H: Ja. Es wäre wirklich hilfreich, wenn es einfachere Strukturen und Formen für die administrativen Abläufe geben könnte. Die Zeit, die für solche Prozesse nötig ist, schreckt viele von einem Ehrenamt ab. Kulturelles Engagement ist bereits mit Verantwortung und Arbeit verbunden, wenn ich dann noch meine Wochenenden über der Steuererklärung für den Verein sitze, ist das nicht allzu verlockend. Und diese Sorge stellen wir unabhängig vom Alter der Leute fest.

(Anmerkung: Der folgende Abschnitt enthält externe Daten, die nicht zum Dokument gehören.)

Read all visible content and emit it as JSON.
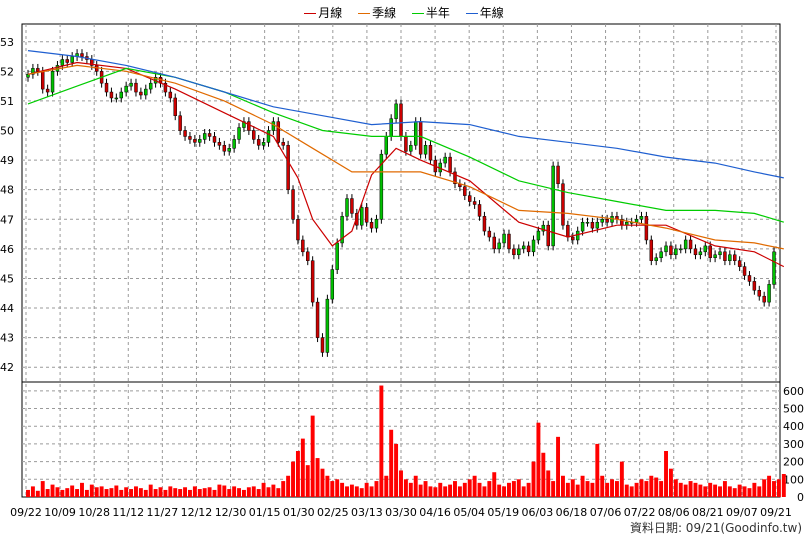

P: Es gibt tatsächlich viele Befürchtungen, die von einer Beteiligung abschrecken, auch ausgelöst durch die Unwissenheit darüber, wie die Haftungsrisiken aussehen. Als Folge schaffen es Vereine nicht mehr, ihre Vorstände zu besetzen. Hier muss sich die Politik auf die Vereine zubewegen und mehr Hilfestellung anbieten. Wir haben der Pandemie ein ganz positives Beispiel zu verdanken, wie solch Hilfe aussehen kann: Während der pandemischen Zeit galt die Sonderregelung, dass Mitgliederversammlungen und Vorstandssitzungen online stattfinden konnten. Dieses Angebot läuft jetzt zum 31. August aus. Wir sind sehr froh, dass Bayern am 20. Mai den Vorstoß gemacht hat, die Fortführung solcher digitalen Formate im Bundesrat zu diskutieren. Diese Möglichkeit gesetzlich zu verankern, das wäre mein persönlicher und konkreter Wunsch für die Arbeit des DAKU und der Fördervereine.